Sandra Mujinga takes over the basement of the Stedelijk with her most ambitious work to date. Skin to skin is a compelling installation of 55 sculptures, light, and sound. Mujinga is a prominent name in the contemporary art world: groundbreaking and radically contemporary.
Deep beneath the Stedelijk, a universe of shadows awaits
Mujinga transforms the Stedelijk’s lower-level gallery into a stark, otherworldly realm with Skin to skin. Sound, light, mirrors, and sculptures conjure an unearthly space where 55 identical figures occupy the space. Mujinga investigates concealment through multiplication. Identical at first glance, their multiplication could evoke a single form in transformation—perhaps reflecting different stages in a single body’s life—or suggest a hidden society, or even an entirely new species. They become mute witnesses to a speculative or dystopian world.
In Skin to skin, Mujinga’s otherworldly space vibrates to the artist’s compositions of light and sound. Mutating green light plunges us into a shapeshifting landscape. Reality bends and warps. Skin tones disappear, fabrics gain another texture, shadows pulsate. From time to time, Mujinga’s soundscape grounds the space with an enveloping electronic presence.

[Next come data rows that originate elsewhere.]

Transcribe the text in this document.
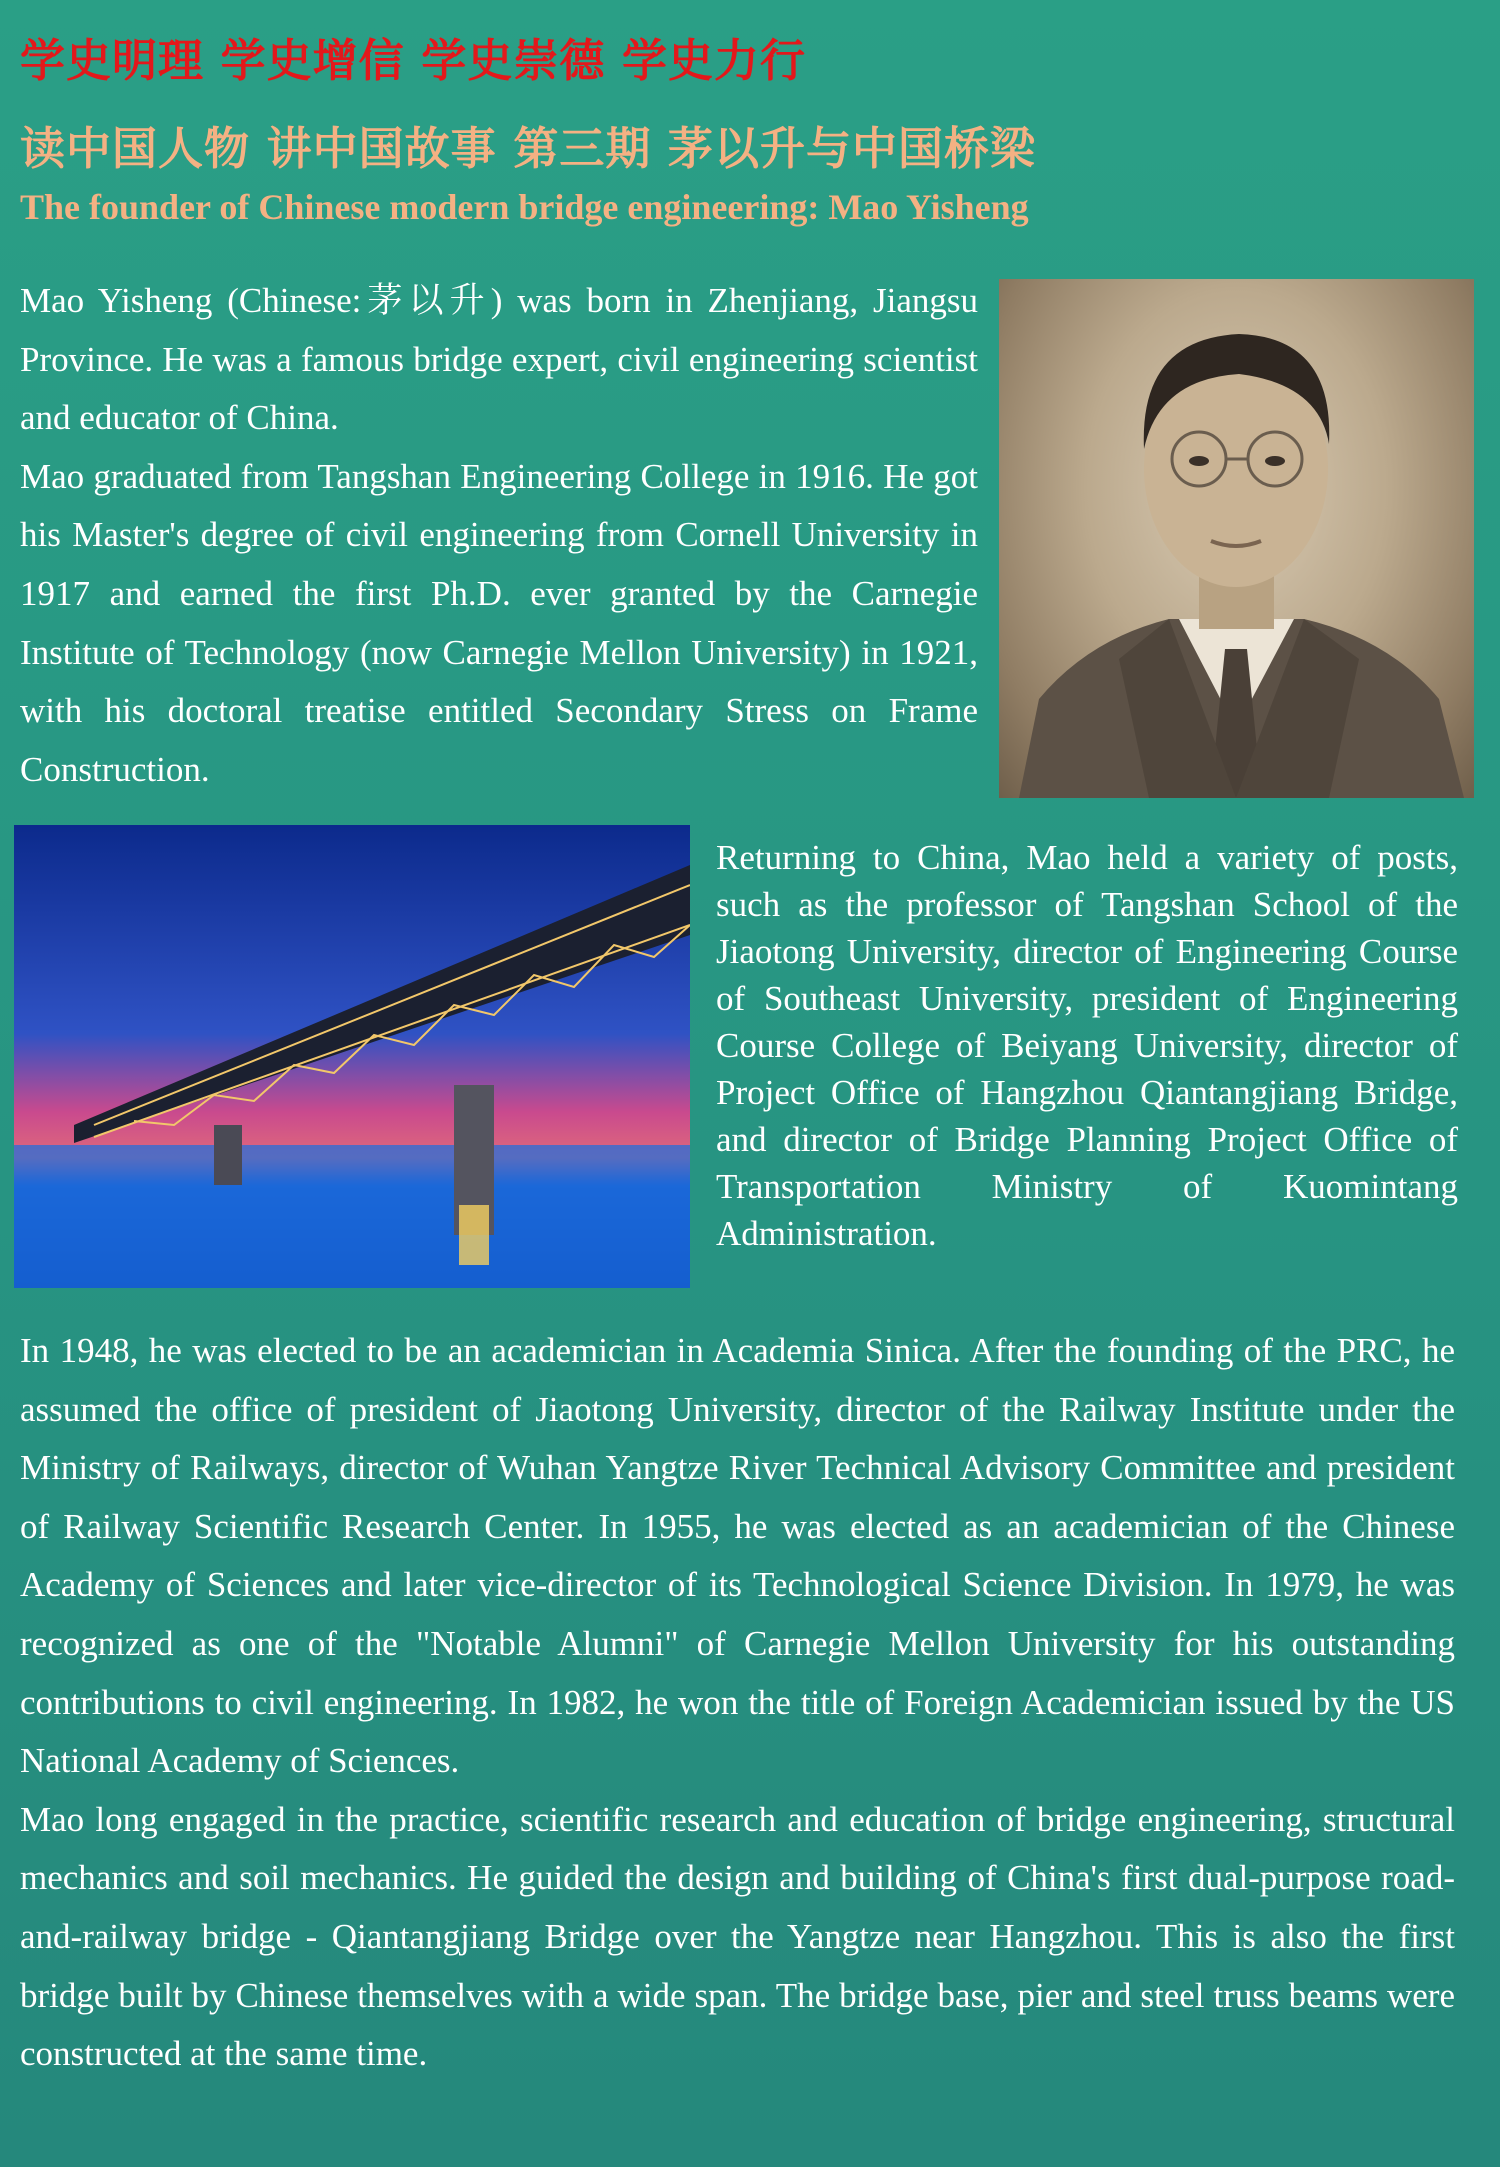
学史明理 学史增信 学史崇德 学史力行
读中国人物 讲中国故事 第三期 茅以升与中国桥梁
The founder of Chinese modern bridge engineering: Mao Yisheng

Mao Yisheng (Chinese:茅以升) was born in Zhenjiang, Jiangsu Province. He was a famous bridge expert, civil engineering scientist and educator of China.

Mao graduated from Tangshan Engineering College in 1916. He got his Master's degree of civil engineering from Cornell University in 1917 and earned the first Ph.D. ever granted by the Carnegie Institute of Technology (now Carnegie Mellon University) in 1921, with his doctoral treatise entitled Secondary Stress on Frame Construction.

Returning to China, Mao held a variety of posts, such as the professor of Tangshan School of the Jiaotong University, director of Engineering Course of Southeast University, president of Engineering Course College of Beiyang University, director of Project Office of Hangzhou Qiantangjiang Bridge, and director of Bridge Planning Project Office of Transportation Ministry of Kuomintang Administration.

In 1948, he was elected to be an academician in Academia Sinica. After the founding of the PRC, he assumed the office of president of Jiaotong University, director of the Railway Institute under the Ministry of Railways, director of Wuhan Yangtze River Technical Advisory Committee and president of Railway Scientific Research Center. In 1955, he was elected as an academician of the Chinese Academy of Sciences and later vice-director of its Technological Science Division. In 1979, he was recognized as one of the "Notable Alumni" of Carnegie Mellon University for his outstanding contributions to civil engineering. In 1982, he won the title of Foreign Academician issued by the US National Academy of Sciences.

Mao long engaged in the practice, scientific research and education of bridge engineering, structural mechanics and soil mechanics. He guided the design and building of China's first dual-purpose road-and-railway bridge - Qiantangjiang Bridge over the Yangtze near Hangzhou. This is also the first bridge built by Chinese themselves with a wide span. The bridge base, pier and steel truss beams were constructed at the same time.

Layered content, multiple meanings
Mujinga’s hybrid creatures recall avatars – almost human, eerily alike, like echoes of a single being. In Skin to skin, she uses science fiction to explore what happens when our identities are copied and scattered across digital space. Her creatures ask: who are you when your ‘self’ is copied, multiplied, or turned digital? And when you're seen everywhere, can you still be seen at all—or do you end up hidden in plain sight? At the same time, her installation challenges how Black bodies are perceived—constantly watched and under surveillance, yet rarely truly acknowledged or represented in public spaces or positions of power. This tension lives within her sculptures. Like bodyguards, her towering, humanoid figures give off a feeling of both protection and threat. Through them, Mujinga reveals the uneasy balance between being looked at and remaining invisible.